Ed è ciò che colpisce di più in Panorama: l’equilibrio ponderato, necessario, tra le dinamiche della trama, che conserva la sua spinta oltre l’ultima pagina, e l’evoluzione dei personaggi (se ne contano tre di rilievo, quattro compreso il narratore).
Per modellare le tensioni strutturali in un congiunto armonioso, Pincio utilizza tre elementi intimamente legati, e di forte connotazione latinoamericana: la lettura (la pratica della lettura, Ottavio Tondi Ultimo Lettore), la finzione autobiografica e infine la rete di rimandi metaletterari, al cui interno trova spazio lo stratagemma borgesiano della falsa attribuzione (i rimandi a opere letterarie presunte). L’elemento più originale e insieme più necessario, però, è il social network – Panorama, appunto. Di fatto, è la sua conformazione specifica, il modo del suo spazio e delle sue regole, l’insieme dei suoi reticoli voyeuristici a rendere possibile l’incrocio, lo svincolo in cui il movimento della trama converge con quello dei personaggi.
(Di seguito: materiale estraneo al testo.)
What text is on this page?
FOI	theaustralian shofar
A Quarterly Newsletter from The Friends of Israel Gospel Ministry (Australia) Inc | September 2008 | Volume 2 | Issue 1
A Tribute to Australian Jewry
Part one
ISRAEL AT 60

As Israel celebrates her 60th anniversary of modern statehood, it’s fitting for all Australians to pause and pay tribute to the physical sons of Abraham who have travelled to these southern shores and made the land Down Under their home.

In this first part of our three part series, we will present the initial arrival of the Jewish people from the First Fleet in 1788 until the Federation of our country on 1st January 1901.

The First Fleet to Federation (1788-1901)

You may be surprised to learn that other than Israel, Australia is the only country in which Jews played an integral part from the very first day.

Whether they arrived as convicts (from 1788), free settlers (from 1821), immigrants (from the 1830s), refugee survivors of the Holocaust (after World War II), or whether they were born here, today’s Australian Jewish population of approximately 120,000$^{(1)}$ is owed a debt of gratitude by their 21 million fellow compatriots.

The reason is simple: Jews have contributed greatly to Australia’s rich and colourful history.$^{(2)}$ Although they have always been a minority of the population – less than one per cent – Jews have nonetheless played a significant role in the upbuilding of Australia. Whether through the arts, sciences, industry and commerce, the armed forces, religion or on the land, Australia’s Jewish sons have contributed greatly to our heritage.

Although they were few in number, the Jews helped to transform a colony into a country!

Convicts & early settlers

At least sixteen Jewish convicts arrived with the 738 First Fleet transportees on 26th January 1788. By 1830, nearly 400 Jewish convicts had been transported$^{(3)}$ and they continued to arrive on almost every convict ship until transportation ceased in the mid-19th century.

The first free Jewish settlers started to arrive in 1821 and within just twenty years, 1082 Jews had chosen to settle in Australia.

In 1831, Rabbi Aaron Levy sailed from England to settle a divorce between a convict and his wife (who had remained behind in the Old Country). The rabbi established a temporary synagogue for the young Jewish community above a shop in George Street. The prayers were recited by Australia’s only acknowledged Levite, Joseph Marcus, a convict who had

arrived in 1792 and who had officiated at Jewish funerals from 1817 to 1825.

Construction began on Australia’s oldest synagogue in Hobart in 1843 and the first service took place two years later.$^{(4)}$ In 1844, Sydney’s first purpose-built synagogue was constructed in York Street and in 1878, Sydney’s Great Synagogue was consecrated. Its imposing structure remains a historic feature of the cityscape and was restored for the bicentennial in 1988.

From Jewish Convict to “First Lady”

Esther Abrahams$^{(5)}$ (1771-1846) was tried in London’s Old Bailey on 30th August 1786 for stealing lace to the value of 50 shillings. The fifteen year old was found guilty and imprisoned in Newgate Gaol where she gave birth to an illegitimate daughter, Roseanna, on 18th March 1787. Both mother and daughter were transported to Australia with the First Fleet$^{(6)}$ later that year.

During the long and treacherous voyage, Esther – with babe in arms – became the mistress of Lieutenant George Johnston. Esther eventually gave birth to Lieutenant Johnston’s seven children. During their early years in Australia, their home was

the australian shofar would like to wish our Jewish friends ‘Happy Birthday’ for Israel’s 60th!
C’è grande maestria nel trasformare quello che era un nodo e un conflitto strutturale in chiave di volta, punto erogeno del romanzo. Sarebbe a dire che la scrittura è un’arte, che Pincio – l’artigiano – sa scrivere e che Panorama è uno dei libri, dei manufatti più riusciti degli ultimi anni.
La fine di un mondo (parte II)
Ho letto Panorama, la prima volta, in tre ore. In questo quadro idilliaco da lettore compulsivo, drogato, ho registrato un’unica nota dissonante. Se il social network, Panorama, è ben costruito, originale e necessario in termini di strutture e zone erogene, lo è di meno il suo contraltare: quei gruppi umani renitenti al cambiamento, alla nuova era digitale, alla fine del libro e delle relazioni umane previrtuali – tratteggiati con sufficienza caricaturale, corpi estranei, in fondo, in un libro in cui immagini banali o abusate altrimenti non trovano spazio. La questione dell’impatto della rivoluzione tecnologica, che apre oggi a prospettive non meno apocalittiche del destino della specie, la fine della specie, non c’è o è confinata alle smanie della società letteraria, alla fine della lettura, ai “napoletani” (pasoliniani) che contrabbandano libri cartacei. Ed è comprensibile: è la natura del libro, il suo essere leggero, misurato e conchiuso. È anche il suo limite.
Il disclaimer, alla fine del libro, ci informa che Panorama è il prologo di un testo più vasto e in divenire. Gianfranco Franchi avanza l’ipotesi del “libro chimerico”; io invece lo prendo alla lettera – ne sto già aspettando il seguito: per la goduria di leggere un altro libro pensato e scritto come si deve e per capire se, e come, quel tema appena abbozzato in Panorama troverà lo spazio che gli è proprio. In fondo, non sono io ma la stessa materia narrativa a richiederlo.